Here’s something to mull over while you do the school run – a study published in the journal Demography has shown that on average, the effect of a new baby on a person’s life in the first year is devastatingly bad — worse than divorce, worse than unemployment and worse even than the death of a partner.
Researchers followed 2,016 Germans who were childless at the time the study began until at least two years after the birth of their first child. They phrased the questions they asked them so the parents would not have to directly say their life sucked “because it is considered taboo for new parents to say negative things about a new child,” they wrote.
Margolis, a sociology researcher at the University of Western Ontario, found that most couples in the study started out happy when they set out to have their first child.
In the year prior to the birth, their life satisfaction ticked up even more – and especially during pregnancy – all that excitement about having a baby.
But after birth things went downhill. 30 percent remained at about the same state of happiness or better once they had the baby. The rest said their happiness decreased during the first and second year after the birth.
Of those new mothers and fathers whose happiness went down, 37 percent (742) reported a one-unit drop, 19 percent (383) a two-unit drop and 17 percent (341) a three-unit drop.
Which is the worst of the worst.
Other studies have shown that divorce is the equivalent of a 0.6 “happiness unit” drop; unemployment – a one-unit drop; and the death of a partner a one-unit drop.
10. Having a C-Section could affect a baby’s brain development.
Researchers at York University in Canada have found that having a baby by caesarean section may affect at least one form of a baby’s ability to concentrate.

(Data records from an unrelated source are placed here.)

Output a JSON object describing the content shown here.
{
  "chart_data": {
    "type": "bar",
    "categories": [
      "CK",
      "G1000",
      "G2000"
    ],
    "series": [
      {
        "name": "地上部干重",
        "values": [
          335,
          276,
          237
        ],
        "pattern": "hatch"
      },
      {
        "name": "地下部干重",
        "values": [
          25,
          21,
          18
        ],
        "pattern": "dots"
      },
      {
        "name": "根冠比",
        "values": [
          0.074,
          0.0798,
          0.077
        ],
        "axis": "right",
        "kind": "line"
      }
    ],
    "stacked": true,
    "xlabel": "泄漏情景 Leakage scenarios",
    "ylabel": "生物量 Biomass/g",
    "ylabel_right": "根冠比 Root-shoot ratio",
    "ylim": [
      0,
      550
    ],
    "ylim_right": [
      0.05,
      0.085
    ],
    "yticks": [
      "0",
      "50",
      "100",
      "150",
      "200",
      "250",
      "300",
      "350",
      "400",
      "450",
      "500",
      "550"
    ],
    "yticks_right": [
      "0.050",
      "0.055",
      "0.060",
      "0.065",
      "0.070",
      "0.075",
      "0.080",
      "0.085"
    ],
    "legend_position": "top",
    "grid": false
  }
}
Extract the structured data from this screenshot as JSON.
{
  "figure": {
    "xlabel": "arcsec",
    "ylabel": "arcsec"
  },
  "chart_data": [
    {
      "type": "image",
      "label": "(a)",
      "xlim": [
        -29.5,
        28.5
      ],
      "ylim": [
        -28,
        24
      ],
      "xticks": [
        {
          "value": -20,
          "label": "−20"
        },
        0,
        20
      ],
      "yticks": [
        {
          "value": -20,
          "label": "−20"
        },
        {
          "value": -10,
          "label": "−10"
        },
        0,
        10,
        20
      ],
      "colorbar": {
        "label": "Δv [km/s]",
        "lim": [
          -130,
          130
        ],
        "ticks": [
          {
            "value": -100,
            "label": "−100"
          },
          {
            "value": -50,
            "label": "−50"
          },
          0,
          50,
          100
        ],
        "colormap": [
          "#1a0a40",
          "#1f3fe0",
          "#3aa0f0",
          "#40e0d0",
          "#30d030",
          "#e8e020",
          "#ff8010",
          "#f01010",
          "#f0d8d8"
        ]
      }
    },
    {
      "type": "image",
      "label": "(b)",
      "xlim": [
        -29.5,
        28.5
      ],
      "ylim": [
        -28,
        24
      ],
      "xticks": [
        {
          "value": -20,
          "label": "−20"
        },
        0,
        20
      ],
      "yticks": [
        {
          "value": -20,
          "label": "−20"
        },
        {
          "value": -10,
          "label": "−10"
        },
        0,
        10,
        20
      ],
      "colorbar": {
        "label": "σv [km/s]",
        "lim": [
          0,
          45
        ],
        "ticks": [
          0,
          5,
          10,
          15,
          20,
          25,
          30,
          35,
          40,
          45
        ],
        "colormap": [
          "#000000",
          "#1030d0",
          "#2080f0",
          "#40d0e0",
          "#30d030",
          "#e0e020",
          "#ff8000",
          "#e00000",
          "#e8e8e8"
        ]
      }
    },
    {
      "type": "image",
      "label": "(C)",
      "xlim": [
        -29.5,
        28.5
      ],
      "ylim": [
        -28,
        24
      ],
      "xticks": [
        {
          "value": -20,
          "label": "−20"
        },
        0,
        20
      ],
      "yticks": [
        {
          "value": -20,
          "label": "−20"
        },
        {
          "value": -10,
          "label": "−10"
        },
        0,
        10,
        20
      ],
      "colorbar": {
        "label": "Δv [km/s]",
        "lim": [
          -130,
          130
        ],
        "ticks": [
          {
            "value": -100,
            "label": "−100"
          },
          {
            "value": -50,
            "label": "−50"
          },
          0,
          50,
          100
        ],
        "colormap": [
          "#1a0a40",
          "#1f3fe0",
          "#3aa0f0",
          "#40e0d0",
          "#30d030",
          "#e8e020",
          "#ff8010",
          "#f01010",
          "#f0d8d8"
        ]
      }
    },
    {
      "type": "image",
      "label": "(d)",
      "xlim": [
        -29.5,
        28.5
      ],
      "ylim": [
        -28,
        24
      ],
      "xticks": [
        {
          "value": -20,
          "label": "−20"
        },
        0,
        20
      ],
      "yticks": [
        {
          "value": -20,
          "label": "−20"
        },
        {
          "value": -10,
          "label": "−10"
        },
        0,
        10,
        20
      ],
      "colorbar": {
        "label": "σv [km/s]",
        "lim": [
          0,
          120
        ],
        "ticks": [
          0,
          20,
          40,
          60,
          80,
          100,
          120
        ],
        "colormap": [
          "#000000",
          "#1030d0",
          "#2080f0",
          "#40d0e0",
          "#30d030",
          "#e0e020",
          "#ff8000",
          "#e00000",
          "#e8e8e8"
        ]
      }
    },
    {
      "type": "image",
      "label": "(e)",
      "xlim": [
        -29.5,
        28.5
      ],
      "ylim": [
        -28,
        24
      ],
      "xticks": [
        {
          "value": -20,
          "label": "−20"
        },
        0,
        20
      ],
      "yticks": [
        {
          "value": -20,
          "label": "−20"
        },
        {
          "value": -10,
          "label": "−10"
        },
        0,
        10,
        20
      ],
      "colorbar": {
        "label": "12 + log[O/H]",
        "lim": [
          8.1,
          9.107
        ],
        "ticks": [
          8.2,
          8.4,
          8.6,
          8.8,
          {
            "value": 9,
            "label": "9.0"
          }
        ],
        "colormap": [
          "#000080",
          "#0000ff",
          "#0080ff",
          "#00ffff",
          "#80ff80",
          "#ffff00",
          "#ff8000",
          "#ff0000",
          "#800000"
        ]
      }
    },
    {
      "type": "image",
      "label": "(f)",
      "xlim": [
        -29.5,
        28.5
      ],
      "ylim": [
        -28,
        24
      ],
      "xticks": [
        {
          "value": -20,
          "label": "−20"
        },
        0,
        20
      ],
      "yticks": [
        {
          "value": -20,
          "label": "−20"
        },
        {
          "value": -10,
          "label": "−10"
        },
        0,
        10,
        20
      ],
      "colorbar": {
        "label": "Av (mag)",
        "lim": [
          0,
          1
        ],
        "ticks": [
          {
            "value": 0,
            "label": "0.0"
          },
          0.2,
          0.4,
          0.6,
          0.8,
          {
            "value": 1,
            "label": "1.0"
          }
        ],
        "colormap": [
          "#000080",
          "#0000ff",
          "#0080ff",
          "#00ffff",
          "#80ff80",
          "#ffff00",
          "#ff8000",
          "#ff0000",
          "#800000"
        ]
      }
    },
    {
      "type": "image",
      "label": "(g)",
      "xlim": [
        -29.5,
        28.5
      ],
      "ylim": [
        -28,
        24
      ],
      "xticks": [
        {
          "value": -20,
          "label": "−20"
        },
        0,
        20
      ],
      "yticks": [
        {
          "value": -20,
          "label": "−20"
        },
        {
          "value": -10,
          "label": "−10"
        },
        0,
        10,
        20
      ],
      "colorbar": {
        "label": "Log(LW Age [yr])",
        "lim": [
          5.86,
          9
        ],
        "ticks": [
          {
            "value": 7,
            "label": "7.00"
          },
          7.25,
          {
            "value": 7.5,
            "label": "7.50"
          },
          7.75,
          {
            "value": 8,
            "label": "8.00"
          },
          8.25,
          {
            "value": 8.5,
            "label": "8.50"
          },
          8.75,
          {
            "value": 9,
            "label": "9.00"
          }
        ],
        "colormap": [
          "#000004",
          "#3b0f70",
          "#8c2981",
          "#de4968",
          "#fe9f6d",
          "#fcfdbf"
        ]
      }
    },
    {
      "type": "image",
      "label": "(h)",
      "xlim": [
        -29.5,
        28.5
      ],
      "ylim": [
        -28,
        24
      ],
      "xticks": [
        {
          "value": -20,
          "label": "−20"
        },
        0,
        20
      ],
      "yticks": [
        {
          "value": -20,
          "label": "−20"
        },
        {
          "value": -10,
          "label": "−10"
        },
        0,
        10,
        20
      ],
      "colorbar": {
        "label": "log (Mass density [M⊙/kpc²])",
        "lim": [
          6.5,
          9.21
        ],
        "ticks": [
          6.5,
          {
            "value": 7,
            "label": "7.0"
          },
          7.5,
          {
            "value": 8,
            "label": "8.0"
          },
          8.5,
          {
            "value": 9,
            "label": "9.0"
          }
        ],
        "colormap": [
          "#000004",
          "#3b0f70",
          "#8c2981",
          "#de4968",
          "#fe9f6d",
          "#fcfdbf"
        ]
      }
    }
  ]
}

Dr Scott Adler, and Dr Audrey Wong-Kee-You, who led the research which is published in the journal Attention, Perception, and Psychophysics, compared the spatial attention of babies delivered vaginally with those born via caesarean.
By studying three-month old babies they found that a caesarean delivery slows a baby’s spatial attention.
Dr Scott Adler said: “The results suggests that birth experience influences the initial state of brain functioning and should, consequently, be considered in our understanding of brain development.”
Audrey Wong-Key-You said: “The findings add a potential psychological implication to the roster of impacts that caesarean section delivery might have.”
11. Girl leaves hospital after hanging from playground equipment.
Good news: The little girl who was found hanging unconscious from the monkey bars of a NSW playground has been discharged from hospital.
The Sydney Morning Herald reports the girl was in a critical condition when she was found hanging from the Kidz Klub Playland centre equipoment in Jamisontown on Friday morning.
A police spokesman said the girl ‘s scarf somehow became wrapped around the equipment, choking her as she was playing.
A WorkCover inspector visited the site on the day, according to the The Penrith City Gazette.
“We are still making preliminary enquiries,” WorkCover’s spokeswoman told the newspaper.